Kepala daerah dipilih rakyat bukan karena rakyat selalu sempurna. Kepala daerah dipilih rakyat karena kekuasaan harus tetap diawasi dari bawah.
Itulah alasan mengapa wacana mengembalikan pemilihan kepala daerah ke DPRD patut dikritik keras. Bukan karena pilkada langsung tanpa masalah. Bukan pula karena rakyat tidak pernah salah memilih. Tetapi karena mencabut hak rakyat untuk memilih kepala daerah secara langsung adalah langkah mundur dalam demokrasi lokal.
Pilkada langsung memang mahal. Politik uang memang nyata. Konflik antarpendukung juga bisa terjadi. Banyak kepala daerah yang kemudian tersangkut korupsi. Semua itu benar. Tetapi pertanyaannya: apakah solusi dari masalah demokrasi adalah mengurangi hak rakyat?

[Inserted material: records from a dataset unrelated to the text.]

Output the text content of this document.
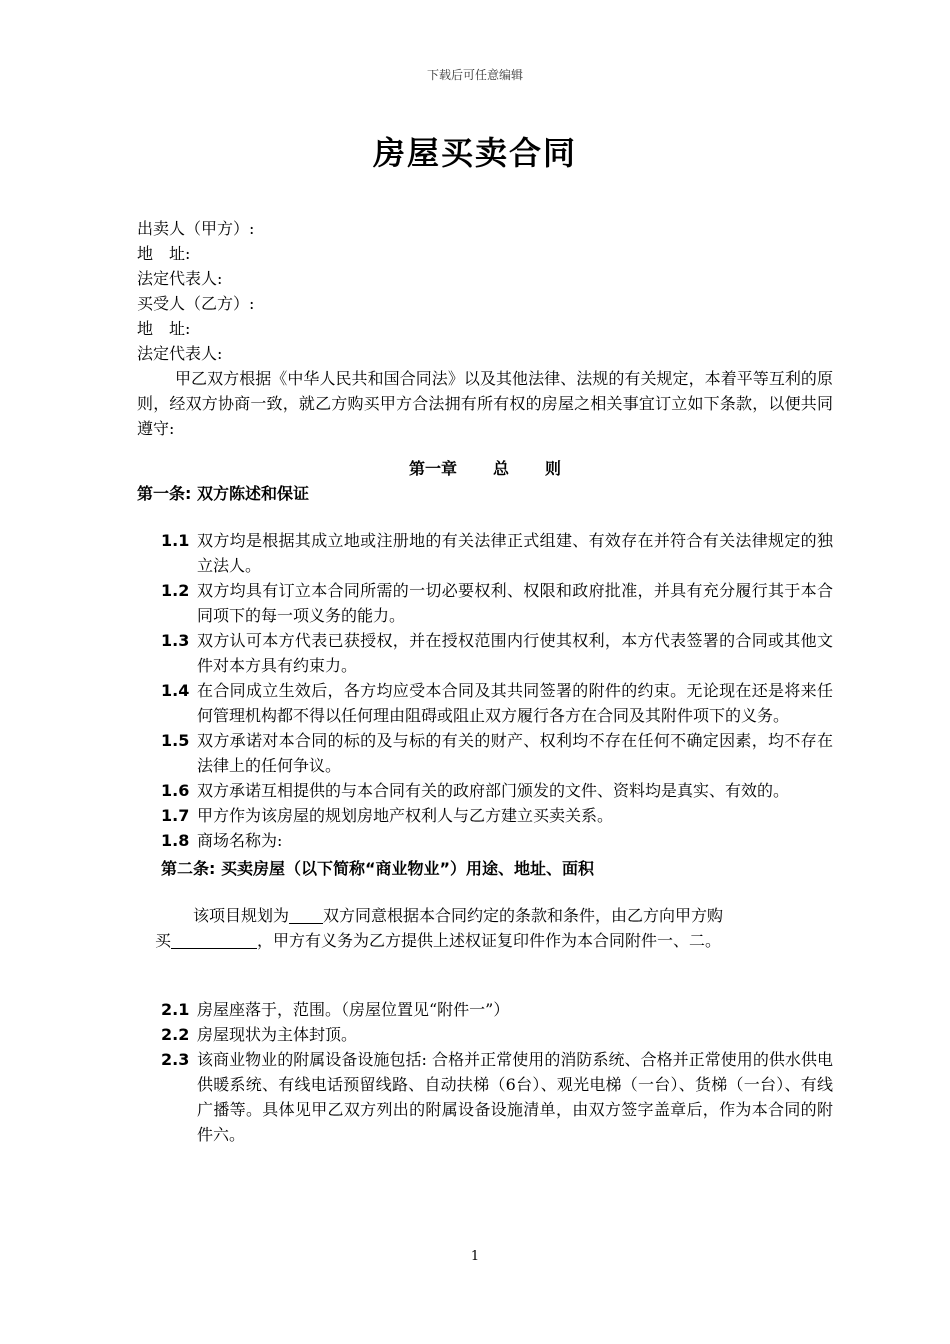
下载后可任意编辑
房屋买卖合同
出卖人（甲方）:
地　址:
法定代表人:
买受人（乙方）:
地　址:
法定代表人:
甲乙双方根据《中华人民共和国合同法》以及其他法律、法规的有关规定，本着平等互利的原则，经双方协商一致，就乙方购买甲方合法拥有所有权的房屋之相关事宜订立如下条款，以便共同遵守:
第一章 总 则
第一条: 双方陈述和保证
1.1 双方均是根据其成立地或注册地的有关法律正式组建、有效存在并符合有关法律规定的独立法人。
1.2 双方均具有订立本合同所需的一切必要权利、权限和政府批准，并具有充分履行其于本合同项下的每一项义务的能力。
1.3 双方认可本方代表已获授权，并在授权范围内行使其权利，本方代表签署的合同或其他文件对本方具有约束力。
1.4 在合同成立生效后，各方均应受本合同及其共同签署的附件的约束。无论现在还是将来任何管理机构都不得以任何理由阻碍或阻止双方履行各方在合同及其附件项下的义务。
1.5 双方承诺对本合同的标的及与标的有关的财产、权利均不存在任何不确定因素，均不存在法律上的任何争议。
1.6 双方承诺互相提供的与本合同有关的政府部门颁发的文件、资料均是真实、有效的。
1.7 甲方作为该房屋的规划房地产权利人与乙方建立买卖关系。
1.8 商场名称为:
第二条: 买卖房屋（以下简称“商业物业”）用途、地址、面积

该项目规划为 双方同意根据本合同约定的条款和条件，由乙方向甲方购

买	，甲方有义务为乙方提供上述权证复印件作为本合同附件一、二。

2.1 房屋座落于，范围。（房屋位置见“附件一”）
2.2 房屋现状为主体封顶。
2.3 该商业物业的附属设备设施包括: 合格并正常使用的消防系统、合格并正常使用的供水供电供暖系统、有线电话预留线路、自动扶梯（6台）、观光电梯（一台）、货梯（一台）、有线广播等。具体见甲乙双方列出的附属设备设施清单，由双方签字盖章后，作为本合同的附件六。
1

Jika ongkos politik mahal, yang harus dibenahi adalah pendanaan politik, rekrutmen partai, penegakan hukum pemilu, dan pengawasan dana kampanye. Jika politik uang marak, yang harus diperkuat adalah Bawaslu, penindakan pidana pemilu, transparansi dana kampanye, dan pendidikan politik. Jika kepala daerah korup, yang harus diperkuat adalah sistem pengawasan, KPK, kejaksaan, kepolisian, inspektorat, dan partisipasi publik.
Bukan hak pilih rakyat yang dipangkas.
Wacana pilkada lewat DPRD biasanya dibungkus dengan alasan efisiensi. Katanya, pilkada langsung terlalu mahal. Katanya, pilkada langsung memecah masyarakat. Katanya, pilkada langsung melahirkan politik uang. Tetapi argumen seperti ini harus diuji dengan pertanyaan yang lebih tajam: apakah memilih kepala daerah lewat DPRD otomatis lebih murah, lebih bersih, dan lebih demokratis?
Belum tentu.
Politik uang tidak hilang hanya karena pemilihnya dipindah dari rakyat ke anggota DPRD. Yang mungkin terjadi justru pasar politik menjadi lebih sempit. Jika dulu suara dibeli secara massal, dalam sistem tidak langsung, suara cukup dinegosiasikan di ruang-ruang elite. Transaksi bisa menjadi lebih tertutup, lebih sulit diawasi, dan lebih jauh dari mata publik.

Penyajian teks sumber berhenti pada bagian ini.